私は鏡の前に立ち、自分の顔や身だしなみを整えていた。
「私…変な、顔してるな…。…あの時と、同じ顔…」
今からミンチにされるんだからそんな事どうでもいいのに。
ミンチにされるのが嫌でこんな顔してるんじゃない。
「…部活のこと…言われたからだ…」
ボソっと誰もいないトイレで、そう、呟いてた。
そして顔を上げてもう一度鏡を見た時だった。
鏡から人の手とは思えないような手が出てきて私の腕を掴む。
抵抗するがぐいぐいとすごい力で引っ張られる。
「っ!もうダメっ!」
私の腕が鏡の中に入る寸前、
「夏美さん!!!」
バンと音を立て凄い勢いで扉を開けた。
そして私の所に駆け寄り、制服の中からクナイ(?)を取り出し鏡に投げつけた。クナイは見事鏡の中の生き物に刺さった。

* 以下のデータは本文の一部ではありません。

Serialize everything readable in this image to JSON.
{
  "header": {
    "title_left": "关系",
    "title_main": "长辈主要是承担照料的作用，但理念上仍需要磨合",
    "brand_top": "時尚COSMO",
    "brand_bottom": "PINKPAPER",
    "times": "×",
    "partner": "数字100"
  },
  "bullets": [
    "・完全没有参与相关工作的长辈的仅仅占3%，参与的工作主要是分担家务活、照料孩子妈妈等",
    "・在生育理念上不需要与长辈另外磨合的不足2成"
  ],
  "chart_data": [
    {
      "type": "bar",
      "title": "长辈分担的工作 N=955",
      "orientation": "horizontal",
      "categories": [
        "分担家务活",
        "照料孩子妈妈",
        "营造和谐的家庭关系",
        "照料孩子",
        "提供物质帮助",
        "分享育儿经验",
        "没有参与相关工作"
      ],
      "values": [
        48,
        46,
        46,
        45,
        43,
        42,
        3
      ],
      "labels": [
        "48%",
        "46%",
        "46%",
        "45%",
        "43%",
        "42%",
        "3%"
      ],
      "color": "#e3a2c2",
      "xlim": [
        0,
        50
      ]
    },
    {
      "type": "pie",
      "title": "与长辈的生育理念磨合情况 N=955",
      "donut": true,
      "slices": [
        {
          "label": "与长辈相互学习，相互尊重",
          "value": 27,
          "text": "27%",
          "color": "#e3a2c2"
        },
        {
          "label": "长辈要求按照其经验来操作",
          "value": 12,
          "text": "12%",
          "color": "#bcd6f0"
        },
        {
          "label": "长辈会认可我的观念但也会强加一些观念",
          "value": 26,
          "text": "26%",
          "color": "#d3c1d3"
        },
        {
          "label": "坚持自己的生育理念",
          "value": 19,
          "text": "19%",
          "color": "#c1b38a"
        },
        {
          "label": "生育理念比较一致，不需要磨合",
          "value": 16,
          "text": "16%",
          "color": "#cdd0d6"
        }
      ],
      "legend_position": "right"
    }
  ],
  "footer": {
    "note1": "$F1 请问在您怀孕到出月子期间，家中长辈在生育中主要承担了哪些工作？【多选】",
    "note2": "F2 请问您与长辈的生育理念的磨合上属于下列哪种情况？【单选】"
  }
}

するとその変な生き物は私から手を離し、素速く鏡の中に戻っていった。
「ぅ…恐かったぁ…」
私は半分半泣き状態でその場所に座った。
トイレだと分かってはいるけど。
「夏美さんっ!どこか痛い所はありませんか!?」
鈴ちゃんが私の顔を見ながら聞いてくる。
「うんっ…大丈夫だよ。それより鈴ちゃん…助けてくれてありがとう!!」
私は感謝の気持ちのあまり鈴ちゃんに抱きついた。
「夏美さん♪」
鈴ちゃんは嬉しそうに笑いながら私に頬を寄せてきた。
(なんか猫みたいだなぁ鈴ちゃんは)
鈴ちゃんの顔みとふと、そう思ってしまった。
「それより…さっきの…」
ついつい鈴ちゃんに気をとられて黒い手の事をすっかり忘れていた。
人とは思えないような冷たい手。なんだろう。やけに爪が長かったような。
「……………。」
私が不安がってるのを気づいたのか鈴ちゃんは『屋上にいきましょう』といってすぐにトイレから出て屋上に向かった。
引っ張られる腕を見るとあの黒い手に掴まれた後できたであろう痣ができていた。
ここまで読んでいただきありがとうございます!
次話からはきちんと男子も登場させますので。
よろしくお願いしますっ。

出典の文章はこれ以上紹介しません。